Ero prima di te, ma non c’ero
Poco tempo fa aveva iniziato a circolare su internet la diceria che Rockstar avesse piani sia per un DLC single player di Red Dead Redemption II che per una riproposizione del Red Dead Redemption originale, uscito su precedente generazione nel 2010 e attualmente recuperabile su PlayStation Now o tramite la retrocompatibilità di Xbox One. I dettagli più succulenti erano proprio su quest’ultimo: non sarebbe stato “solamente” un remake, ma l’avventura di John Marston sarebbe stata parzialmente reimmaginata per collegarla meglio a quella di Arthur Morgan.

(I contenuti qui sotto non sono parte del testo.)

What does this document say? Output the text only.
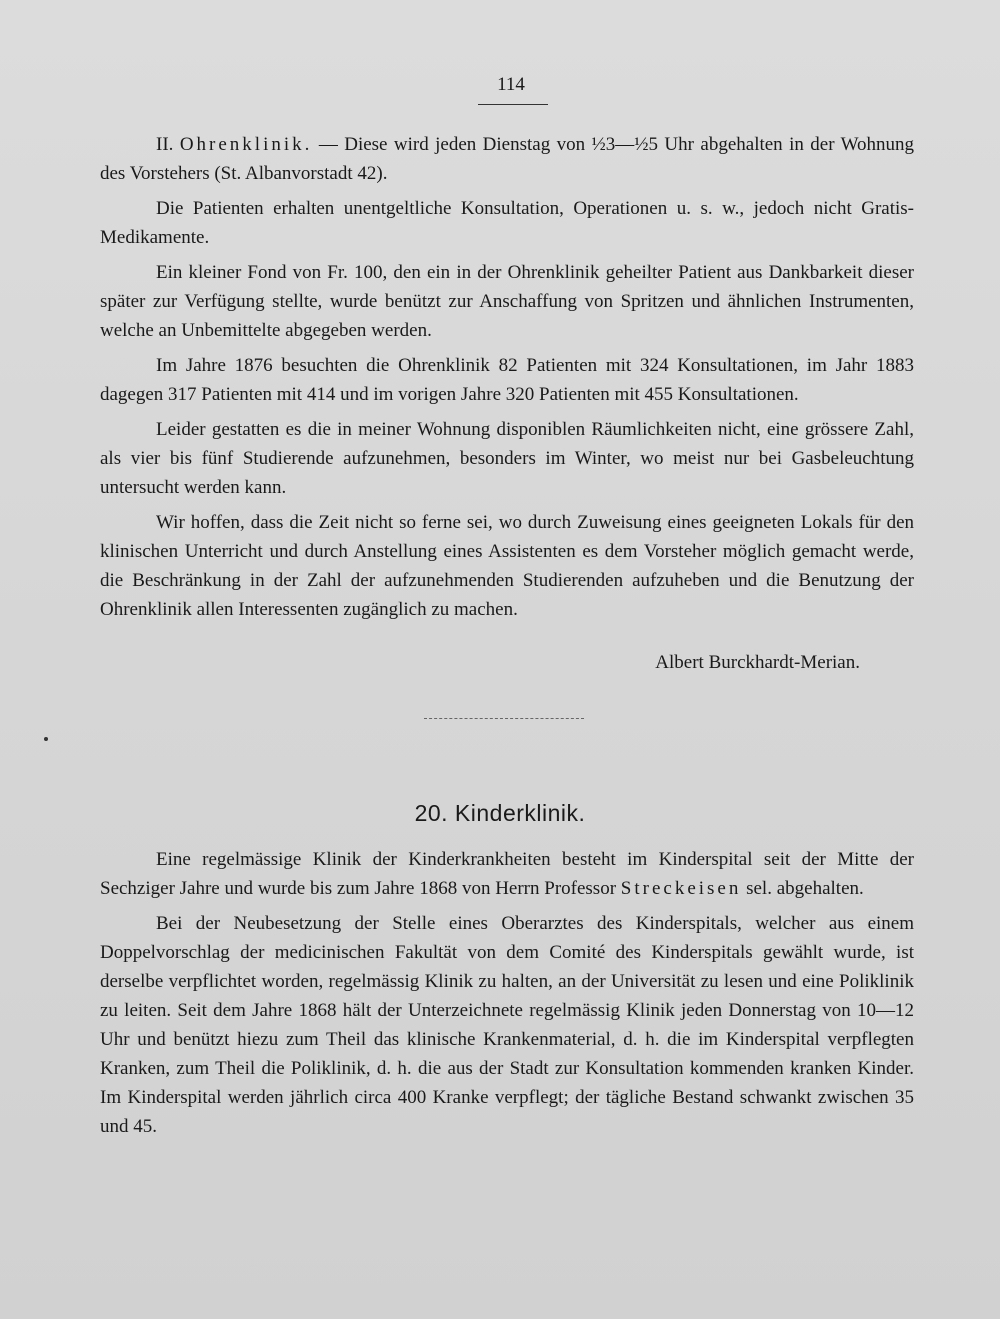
114

II. Ohrenklinik. — Diese wird jeden Dienstag von ½3—½5 Uhr abgehalten in der Wohnung des Vorstehers (St. Albanvorstadt 42).

Die Patienten erhalten unentgeltliche Konsultation, Operationen u. s. w., jedoch nicht Gratis-Medikamente.

Ein kleiner Fond von Fr. 100, den ein in der Ohrenklinik geheilter Patient aus Dankbarkeit dieser später zur Verfügung stellte, wurde benützt zur Anschaffung von Spritzen und ähnlichen Instrumenten, welche an Unbemittelte abgegeben werden.

Im Jahre 1876 besuchten die Ohrenklinik 82 Patienten mit 324 Konsultationen, im Jahr 1883 dagegen 317 Patienten mit 414 und im vorigen Jahre 320 Patienten mit 455 Konsultationen.

Leider gestatten es die in meiner Wohnung disponiblen Räumlichkeiten nicht, eine grössere Zahl, als vier bis fünf Studierende aufzunehmen, besonders im Winter, wo meist nur bei Gasbeleuchtung untersucht werden kann.

Wir hoffen, dass die Zeit nicht so ferne sei, wo durch Zuweisung eines geeigneten Lokals für den klinischen Unterricht und durch Anstellung eines Assistenten es dem Vorsteher möglich gemacht werde, die Beschränkung in der Zahl der aufzunehmenden Studierenden aufzuheben und die Benutzung der Ohrenklinik allen Interessenten zugänglich zu machen.

Albert Burckhardt-Merian.
20. Kinderklinik.

Eine regelmässige Klinik der Kinderkrankheiten besteht im Kinderspital seit der Mitte der Sechziger Jahre und wurde bis zum Jahre 1868 von Herrn Professor Streckeisen sel. abgehalten.

Bei der Neubesetzung der Stelle eines Oberarztes des Kinderspitals, welcher aus einem Doppelvorschlag der medicinischen Fakultät von dem Comité des Kinderspitals gewählt wurde, ist derselbe verpflichtet worden, regelmässig Klinik zu halten, an der Universität zu lesen und eine Poliklinik zu leiten. Seit dem Jahre 1868 hält der Unterzeichnete regelmässig Klinik jeden Donnerstag von 10—12 Uhr und benützt hiezu zum Theil das klinische Krankenmaterial, d. h. die im Kinderspital verpflegten Kranken, zum Theil die Poliklinik, d. h. die aus der Stadt zur Konsultation kommenden kranken Kinder. Im Kinderspital werden jährlich circa 400 Kranke verpflegt; der tägliche Bestand schwankt zwischen 35 und 45.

Tutte queste voci sono state poi smentite da Rockstar, tra l’altro con una velocità quasi sospetta. Ma pure se nell’immediato futuro non vedremo quindi niente di nuovo nel West di Rockstar, queste voci hanno effettivamente portato alla luce l’unico vero punto controverso di Red Dead Redemption II: la sua natura di prequel.

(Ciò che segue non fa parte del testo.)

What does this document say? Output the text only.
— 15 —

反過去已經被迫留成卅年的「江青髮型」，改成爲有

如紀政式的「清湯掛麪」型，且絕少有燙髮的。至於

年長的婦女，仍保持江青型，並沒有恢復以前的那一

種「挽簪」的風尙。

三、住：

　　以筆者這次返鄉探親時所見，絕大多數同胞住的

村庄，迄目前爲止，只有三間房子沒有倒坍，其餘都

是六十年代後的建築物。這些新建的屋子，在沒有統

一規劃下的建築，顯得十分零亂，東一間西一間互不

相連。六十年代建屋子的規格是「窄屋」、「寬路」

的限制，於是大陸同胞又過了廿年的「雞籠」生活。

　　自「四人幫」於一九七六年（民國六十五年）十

Red Dead Redemption II si ambienta infatti prima dell’originale, quando la banda di Dutch van der Linde era ancora unita, e di cui Arthur Morgan è componente di spicco e uno dei più anziani. Oltre a lui ci sono Micah Bell, il pellerossa dal cuore d’oro Charles Smith, l’ostaggio poi bandita Sadie Adler e il saggio Hosea Matthews. Tutti personaggi importantissimi per la storia: Hosea è uno dei fondatori della banda, Arthur si comporta da mentore e fratello maggiore per John, Charles lo aiuterà a costruirsi una nuova vita insieme allo Zio. Eppure, nonostante la loro importanza capitale nella storia del gioco, nel primo capitolo non vengono mai nominati. Non succede perché nel 2010 non esistevano ancora nella mente di Rockstar: è tutto qui il grande, insuperabile difetto del prequel.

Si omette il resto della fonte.